Flat-Rate: The simplest way of assessing the fees, flat-rate structure bundles everything into one package. Sqaure’s 2.75% rate was an example of this. However, merchants don’t see the break down of each transaction. Often, the processor is taking a bigger cut of the total fee than anyone realizes.
Tiered: There are different tiers for each transaction, so the charge will vary. This is in place to ensure that the processor makes a profit every swipe or dip. The business, however, isn’t afforded any transparency.
Interchange-Plus: Arguably the most fair, interchange-plus plans pass on the interchange fee (the bulk of each final processing fee) directly on to the merchant at cost. A small fee is also attached for the processor so you know exactly how much you’re paying the merchant service provider. Square’s new model is reminiscent of this, but the 2.6% is not the interchange fee. In many cases, the interchange rate will be lower than that amount, so they’re profiting much more than the 10 cent additional fee.
Subscription: A processing subscription is another popular route because it passes on interchange costs directly. Here, instead of a per transaction additional fee, the processor charges a simple monthly rate. This is a great route for a high volume, low average transaction value sort of business like the hypothetical above.

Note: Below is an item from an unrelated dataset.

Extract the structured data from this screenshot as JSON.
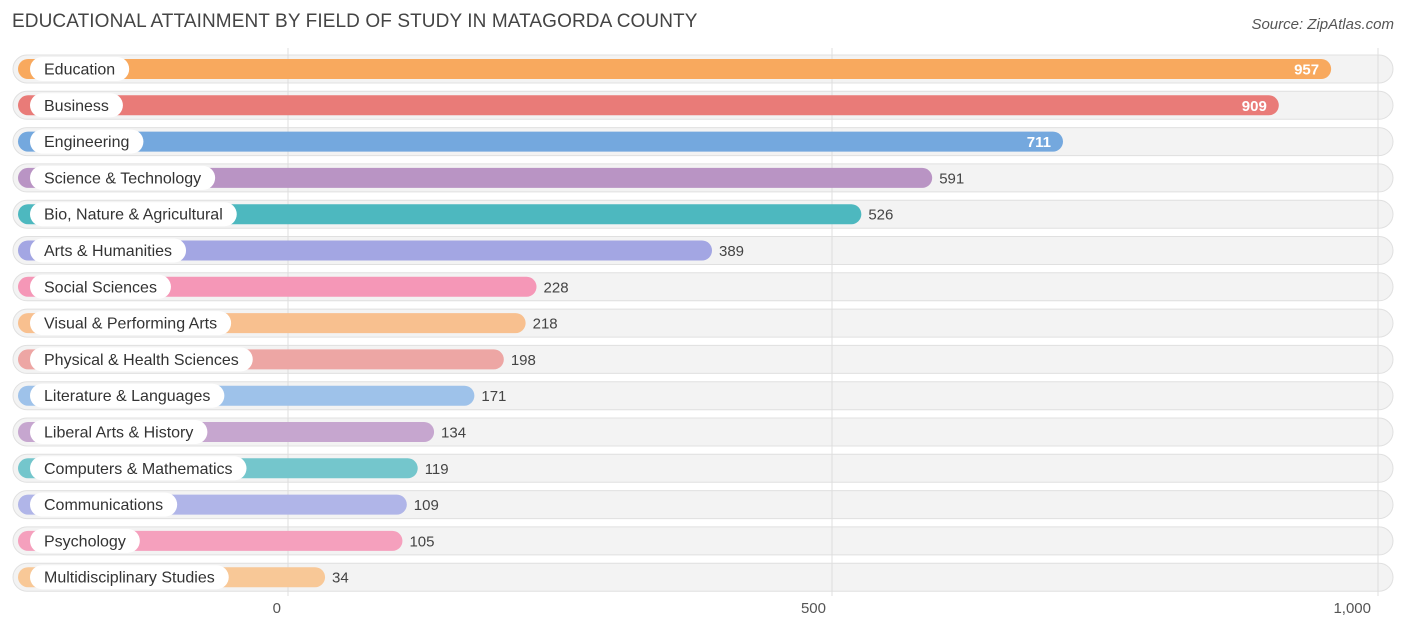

Find the Best Processing Solution
It’s not easy to find the cheapest solution out there. The best way to do this is to shop around.
Companies like Square don’t allow this, however. In this scenario, the processor is also the point of sale solution. This forces businesses that use the POS system to also use the processing services. Though convenient and straightforward, it will cost more money.
Consider more flexible options. Filip Duz, Owner of Giraffe Window Cleaner in Dallas, TX found a more affordable solution that also came with more functionality.
“I have used Square in the past, but switched to using the processing service that comes with my CRM, Jobber. Square’s processing rates are a few basis points higher, so there is little incentive for me to use them, considering I can do lots of other tasks in Jobber in addition to processing transactions.”
And if you want even more flexibility and save several thousands of dollars every year in processing costs, get a retail point of sale that works with many different processors.
In this case, you’ll be able to choose between any integrated partners that the POS offers, allowing you to shop around and find the cheapest solution on the market. Not all businesses are made the same and neither are processors. Take the time to find a solution that works for your small business.